Formalitasnya adalah agissi (아기씨; Yang Mulia) sebelum pernikahan dan daegam (大監 대감; Yang Mulia) setelahnya.
·
Gunbuin (郡夫人 군부인; Istri Pangeran), istri dari pangeran.
·
Daegun (大君 대군;Pangeran Besar), pangeran yang lahir
secara resmi antara hubungan raja dan ratu, formalitasnya adalah agissi (아기씨; Yang Mulia) sebelum pernikahan dan
daegam (大監 대감; Yang Mulia) setelahnya.
·
Bubuin (府夫人 부부인; Istri Pangeran Besar), istri dari
pangeran besar.
·
Wonja (元子 원자; Pangeran Istana), putra pertama raja
sebelum secara formal diangkat sebagai calon pewaris tahta, dengan formalitas
mama (媽媽 마마 Yang Mulia). Umumnya Pangeran Istana
adalah putra yang lahir dari hubungan resmi raja dan ratu, namun ada
pengecualian saat gelar Pangeran Istana diberikan pada putra pertama raja
dengan selir, contohnya adalah yang terjadi pada masa Raja
Sukjong.
·
Wangseja (王世子 왕세자; Pangeran Istana Penerus), calon
pewaris tahta, dengan putra tertua diberikan hak atas saudara-saudaranya, dengan
gelar yang disingkat seja (世子 세자; Pangeran Penerus)
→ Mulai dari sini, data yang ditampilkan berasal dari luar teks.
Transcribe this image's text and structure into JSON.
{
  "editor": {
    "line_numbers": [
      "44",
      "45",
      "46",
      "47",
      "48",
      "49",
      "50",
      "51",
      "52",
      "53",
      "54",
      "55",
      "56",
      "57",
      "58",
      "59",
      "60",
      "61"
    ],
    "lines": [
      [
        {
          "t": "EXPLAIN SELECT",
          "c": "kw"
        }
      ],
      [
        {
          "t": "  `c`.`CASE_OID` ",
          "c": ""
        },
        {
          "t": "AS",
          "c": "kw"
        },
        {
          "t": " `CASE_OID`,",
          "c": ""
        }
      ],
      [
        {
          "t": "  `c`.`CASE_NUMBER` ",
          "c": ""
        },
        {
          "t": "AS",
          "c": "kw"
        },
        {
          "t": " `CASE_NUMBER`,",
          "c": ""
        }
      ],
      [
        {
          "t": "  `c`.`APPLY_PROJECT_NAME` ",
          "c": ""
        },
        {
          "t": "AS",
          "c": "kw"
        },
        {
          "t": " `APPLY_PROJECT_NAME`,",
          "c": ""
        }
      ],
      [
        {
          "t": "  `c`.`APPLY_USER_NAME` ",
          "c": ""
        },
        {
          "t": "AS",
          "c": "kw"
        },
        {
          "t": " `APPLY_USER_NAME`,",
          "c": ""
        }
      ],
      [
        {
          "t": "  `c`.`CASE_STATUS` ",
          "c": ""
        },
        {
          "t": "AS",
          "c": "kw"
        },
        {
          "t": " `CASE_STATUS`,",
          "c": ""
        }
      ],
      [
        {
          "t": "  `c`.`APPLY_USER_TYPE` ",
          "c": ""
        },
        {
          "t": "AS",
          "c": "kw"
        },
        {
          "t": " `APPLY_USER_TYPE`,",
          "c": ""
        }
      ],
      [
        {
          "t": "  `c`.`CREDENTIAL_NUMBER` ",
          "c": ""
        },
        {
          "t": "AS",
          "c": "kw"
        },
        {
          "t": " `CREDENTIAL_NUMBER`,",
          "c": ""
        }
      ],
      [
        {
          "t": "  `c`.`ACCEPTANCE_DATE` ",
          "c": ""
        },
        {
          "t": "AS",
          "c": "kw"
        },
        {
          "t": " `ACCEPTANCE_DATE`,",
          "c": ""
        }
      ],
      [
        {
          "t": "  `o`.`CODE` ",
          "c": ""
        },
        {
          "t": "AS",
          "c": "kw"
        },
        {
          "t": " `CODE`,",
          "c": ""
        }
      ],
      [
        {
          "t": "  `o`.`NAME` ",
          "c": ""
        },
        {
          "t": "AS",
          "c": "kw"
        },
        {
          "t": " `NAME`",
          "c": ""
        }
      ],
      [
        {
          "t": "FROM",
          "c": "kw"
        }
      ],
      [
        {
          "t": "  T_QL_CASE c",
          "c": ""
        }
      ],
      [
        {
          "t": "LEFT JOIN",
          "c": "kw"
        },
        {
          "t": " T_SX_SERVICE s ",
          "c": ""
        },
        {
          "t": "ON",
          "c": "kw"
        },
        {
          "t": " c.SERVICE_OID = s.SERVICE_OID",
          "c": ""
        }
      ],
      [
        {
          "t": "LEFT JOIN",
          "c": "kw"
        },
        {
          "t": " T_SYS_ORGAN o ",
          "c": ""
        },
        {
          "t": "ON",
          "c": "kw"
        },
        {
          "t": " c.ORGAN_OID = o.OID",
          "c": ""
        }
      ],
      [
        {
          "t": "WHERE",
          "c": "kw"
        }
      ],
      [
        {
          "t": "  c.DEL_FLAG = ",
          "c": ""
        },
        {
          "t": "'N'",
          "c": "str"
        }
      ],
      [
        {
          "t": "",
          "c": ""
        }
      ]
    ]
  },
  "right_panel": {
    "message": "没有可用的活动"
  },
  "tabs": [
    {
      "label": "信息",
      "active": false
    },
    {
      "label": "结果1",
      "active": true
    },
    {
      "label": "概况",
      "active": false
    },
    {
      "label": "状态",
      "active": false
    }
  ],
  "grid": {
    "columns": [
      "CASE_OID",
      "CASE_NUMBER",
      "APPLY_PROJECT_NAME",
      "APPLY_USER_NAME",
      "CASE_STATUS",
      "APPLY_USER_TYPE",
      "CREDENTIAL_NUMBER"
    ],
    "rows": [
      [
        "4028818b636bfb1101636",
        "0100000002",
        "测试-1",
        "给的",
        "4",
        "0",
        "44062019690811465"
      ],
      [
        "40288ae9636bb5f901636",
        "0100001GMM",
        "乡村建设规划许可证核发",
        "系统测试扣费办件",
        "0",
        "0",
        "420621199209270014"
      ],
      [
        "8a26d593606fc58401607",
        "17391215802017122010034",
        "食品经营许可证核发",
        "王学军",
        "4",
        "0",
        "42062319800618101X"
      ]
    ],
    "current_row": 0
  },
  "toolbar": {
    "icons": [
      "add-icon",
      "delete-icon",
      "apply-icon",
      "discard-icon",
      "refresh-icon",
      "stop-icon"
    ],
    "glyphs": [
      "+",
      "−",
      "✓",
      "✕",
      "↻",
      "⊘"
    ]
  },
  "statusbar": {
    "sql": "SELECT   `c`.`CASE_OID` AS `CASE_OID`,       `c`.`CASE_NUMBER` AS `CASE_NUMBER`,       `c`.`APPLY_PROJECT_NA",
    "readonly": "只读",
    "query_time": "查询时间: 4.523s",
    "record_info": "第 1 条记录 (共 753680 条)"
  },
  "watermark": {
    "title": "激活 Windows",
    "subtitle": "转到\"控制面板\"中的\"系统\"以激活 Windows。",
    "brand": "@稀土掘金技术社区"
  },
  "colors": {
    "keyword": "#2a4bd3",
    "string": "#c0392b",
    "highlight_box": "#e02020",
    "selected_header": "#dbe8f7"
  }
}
dengan formalitas jeoha (邸下 저하; Yang Mulia). Dalam sebutan yang kurang
formal digunakan gelar donggung (東宮 동궁; Istana Timur) atau chungung (春宮 춘궁; Istana Musim Semi) dengan formalitas mama (媽媽 마마; Yang Mulia).
·
Wangsaejabin (王世子嬪 왕세자빈; Istri Pangeran Penerus Istana), istri
dari pangeran penerus atau sederhananya Istri saejabin (世子嬪 세자빈; Pangeran Penerus), dengan formalitas manora 마노라, atau manura마누라 (Yang Mulia).
·
Gongju (公主 공주; Putri), putri dari hubungan resmi raja
dengan permaisuri, formalitasnya agissi (아기씨; Yang Mulia) sebelum pernikahan dan jaga (자가; Yang Mulia) setelahnya.
·
Ongju Putri (翁主 옹주; Putri), putri dari hubungan antara raj
dan selir, formalitasnya agissi (아기씨; Yang Mulia) sebelum pernikahan dan jaga (자가; Yang Mulia) setelahnya.
·
Wangseje (王世弟 왕세제; Saudara Penerus Pangeran Istana),
saudara laki-laki (adik) raja yang telah dicalonkan menjadi pewaris tahta saat
sang raja tidak memiliki keturunan.
·
Wangseson (王世孫 왕세손; Keturunan Penerus Pangeran Istana),
putra dari Pangeran Penerus dan Istri Pangeran Penerus, dan cucu dari raja,
dengan formalitas hap-a (閤下 합하; Yang Mulia).
Semasa
kekaisaran
·
Hwangje (皇帝 황제), kaisar, dengan formalitas pyeha (陛下 폐하; Yang Mulia Kaisar)
·
Hwangtaehu (皇太后 황태후), Ibu Suri
·
Taehwangtaehu (太皇太后 태황태후), Ibu Suri senior, nenek Kaisar
·
Hwangtaeja (皇太子 황태자), Putra Mahkota Kaisar, dengan
formalitas jeonha (殿下 전하; Yang Mulia)
·
Hwangtaeja-bi (皇太子妃 황태자비), Putri Mahkota istri Putra Mahkota,
dengan formalitas Yang Mulia
·
Chinwang (親王 친왕), Pangeran putra kaisar, dengan
formalitas Yang Mulia
·
Chinwangbi (親王妃 친왕비), Putri istri pangeran, dengan
formalitas Yang Mulia
·
Gongju (公主 공주), Putri Kaisar, anak perempuan Kaisar
dan Maharani, dengan formalitas Yang Mulia
·
Ongju (翁主 옹주), Putri Kaisar, anak kaisar dengan,
dengan formalitas Yang Mulia
Referensi
Saat ini tidak ada lagi sejarawan resmi dari keluarga
kerajaan, dan di Korea, 2 koleksi babad tentang 2 kaisar terakhir yang diedit
dengan bantuan dalam bahasa Jepang tidak dimasukkan ke dalam koleksi
keseluruhan. Referensi mengenai Anggota Keluarga Kerajaan dan aktivitasnya saat
ini hanya dapat ditemukan di website lingkungan kerajaan.